The catalyst for these new ventures and renewed emphasis on membership involvement is teamwork. Teamwork on staff-at all levels-teamwork with member companies, with sister copper associations around the world, with industry-allied organizations, with industry professionals, with engineers, contractors and end-users. That's the way Kireta ran his regional managers, and that's the way he's running the association. There's a healthy cross-pollination of ideas. Most importantly, there are new ideas, ones that are forging new and expanded ground for a venerable group of companies.
Kireta identifies one solid ground for expanded attention-retrofit. New construction, commercial and residential, has been the mainstay of the industry for generations. But, existing structures far outweigh the numbers coming onboard. Market trends show increasing emphasis on renovation and retrofit. CDA plans to meet that opportunity.
Look at the CDA-related Web sites for a view of today's association. Copper in Your Home covers the spectrum of consumers, including features like "How to Rewire" and " Soldering School." Environment, health and nutrition capture a spectrum of information, from the concerns about bodies of water, the needs of plants and animals, how to enrich copper-deficient soils, to the role of copper for infants and nursing mothers, and copper's antioxidant properties in protecting against osteoporosis and arthritis. Beyond the traditional food groups, look to oysters and chocolate to add copper, as well as zip, to your diet.
Our site amasses more than 20,000 pages of technical, practical, pertinent information for myriad users and their myriad applications.
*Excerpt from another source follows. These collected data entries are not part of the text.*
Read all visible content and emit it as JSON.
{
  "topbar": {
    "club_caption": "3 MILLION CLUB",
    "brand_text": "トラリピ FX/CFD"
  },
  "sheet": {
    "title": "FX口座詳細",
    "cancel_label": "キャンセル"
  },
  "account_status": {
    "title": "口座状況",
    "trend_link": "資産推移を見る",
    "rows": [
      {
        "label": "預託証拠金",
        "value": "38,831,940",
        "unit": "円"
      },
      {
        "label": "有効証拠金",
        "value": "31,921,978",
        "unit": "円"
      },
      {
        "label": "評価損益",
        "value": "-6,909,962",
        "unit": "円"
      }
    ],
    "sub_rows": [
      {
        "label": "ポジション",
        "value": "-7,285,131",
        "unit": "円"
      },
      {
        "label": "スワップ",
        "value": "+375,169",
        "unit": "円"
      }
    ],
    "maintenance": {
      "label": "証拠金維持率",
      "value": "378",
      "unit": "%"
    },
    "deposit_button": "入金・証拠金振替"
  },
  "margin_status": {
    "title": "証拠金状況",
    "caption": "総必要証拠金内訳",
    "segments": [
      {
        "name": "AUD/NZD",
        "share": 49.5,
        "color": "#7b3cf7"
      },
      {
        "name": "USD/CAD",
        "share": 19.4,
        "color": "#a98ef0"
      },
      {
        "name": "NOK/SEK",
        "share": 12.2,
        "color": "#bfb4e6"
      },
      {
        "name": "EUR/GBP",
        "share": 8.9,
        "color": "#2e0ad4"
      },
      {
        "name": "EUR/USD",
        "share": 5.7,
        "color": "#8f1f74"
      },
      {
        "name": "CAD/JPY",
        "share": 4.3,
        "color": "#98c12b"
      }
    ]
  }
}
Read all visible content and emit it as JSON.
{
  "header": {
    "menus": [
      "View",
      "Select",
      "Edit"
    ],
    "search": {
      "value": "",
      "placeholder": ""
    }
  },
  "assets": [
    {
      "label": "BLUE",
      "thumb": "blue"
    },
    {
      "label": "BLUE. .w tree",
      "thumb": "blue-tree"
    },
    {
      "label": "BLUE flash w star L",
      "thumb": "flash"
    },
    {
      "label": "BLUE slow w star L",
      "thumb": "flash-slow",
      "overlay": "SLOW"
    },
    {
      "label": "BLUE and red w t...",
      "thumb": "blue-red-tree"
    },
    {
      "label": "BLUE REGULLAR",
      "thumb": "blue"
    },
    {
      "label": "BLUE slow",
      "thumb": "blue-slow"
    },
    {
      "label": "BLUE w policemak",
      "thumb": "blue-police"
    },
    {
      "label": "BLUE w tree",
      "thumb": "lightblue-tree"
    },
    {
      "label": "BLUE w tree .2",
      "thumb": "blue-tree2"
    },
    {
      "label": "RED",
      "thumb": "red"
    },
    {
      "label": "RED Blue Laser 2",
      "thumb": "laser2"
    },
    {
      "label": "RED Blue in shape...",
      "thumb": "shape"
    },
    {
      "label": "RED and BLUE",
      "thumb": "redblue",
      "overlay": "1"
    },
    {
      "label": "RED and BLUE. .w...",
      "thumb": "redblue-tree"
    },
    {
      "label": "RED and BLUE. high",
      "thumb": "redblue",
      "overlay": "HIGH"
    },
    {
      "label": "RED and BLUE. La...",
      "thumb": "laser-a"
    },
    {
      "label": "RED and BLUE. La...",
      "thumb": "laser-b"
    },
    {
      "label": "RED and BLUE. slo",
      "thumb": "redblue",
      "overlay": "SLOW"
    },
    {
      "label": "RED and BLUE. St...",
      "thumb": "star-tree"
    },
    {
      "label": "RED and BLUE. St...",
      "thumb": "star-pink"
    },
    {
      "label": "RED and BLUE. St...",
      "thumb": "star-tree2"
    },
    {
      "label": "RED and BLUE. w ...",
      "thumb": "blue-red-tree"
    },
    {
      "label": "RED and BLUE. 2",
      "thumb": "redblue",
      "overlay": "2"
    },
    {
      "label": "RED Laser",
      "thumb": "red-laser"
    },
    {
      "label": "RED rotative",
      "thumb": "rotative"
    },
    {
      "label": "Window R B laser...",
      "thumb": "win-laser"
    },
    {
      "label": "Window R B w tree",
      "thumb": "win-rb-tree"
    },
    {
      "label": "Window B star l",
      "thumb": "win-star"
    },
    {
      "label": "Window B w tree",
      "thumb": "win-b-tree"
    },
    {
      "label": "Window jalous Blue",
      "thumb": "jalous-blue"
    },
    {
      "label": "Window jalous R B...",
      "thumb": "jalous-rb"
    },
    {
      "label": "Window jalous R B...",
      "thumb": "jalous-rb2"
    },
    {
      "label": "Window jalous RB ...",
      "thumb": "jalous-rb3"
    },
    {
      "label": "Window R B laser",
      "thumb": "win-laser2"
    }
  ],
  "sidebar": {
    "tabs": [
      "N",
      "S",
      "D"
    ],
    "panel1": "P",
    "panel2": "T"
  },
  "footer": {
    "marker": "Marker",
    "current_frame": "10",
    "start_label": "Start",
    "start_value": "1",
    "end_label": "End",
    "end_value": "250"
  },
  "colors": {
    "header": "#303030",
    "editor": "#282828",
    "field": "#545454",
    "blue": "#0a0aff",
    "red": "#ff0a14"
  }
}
It's a compilation of the history, knowledge and experience of the association and a testament to the thoroughness and professionalism of its staff and member companies.
Day by day, By day by day.
- Stephen Schwartz -
As CDA completes 40 years of representing the copper and brass industry's commitment to growth through research, development, marketing and education, it can look back on a proud heritage born from the ashes of war and its ancestor, CABRA. Every step along the way has led to a new chapter in the industry's evolution, through war and peace, depression, recession, recovery, prosperity, corporate expansion and retrenchment. Today is not the best of times for the industry, nor is it the worst. Today's CDA is dealing with the present and is girded for the future. Its intrinsic value is in its people-staff, members and associates. It's a value that's here to stay and to ensure its future, day by day.
Afterword
There is no way to capture all of the many people, events and accomplishments that have made CDA what it is today. This narrative is merely a glossing of some of its highlights and may contain errors and certainly many omissions. For that we apologize. What this narrative does contain is homage to the member companies and professional staff who have brought CDA to the stature and recognition it enjoys today-a position of which each of us can be justly proud.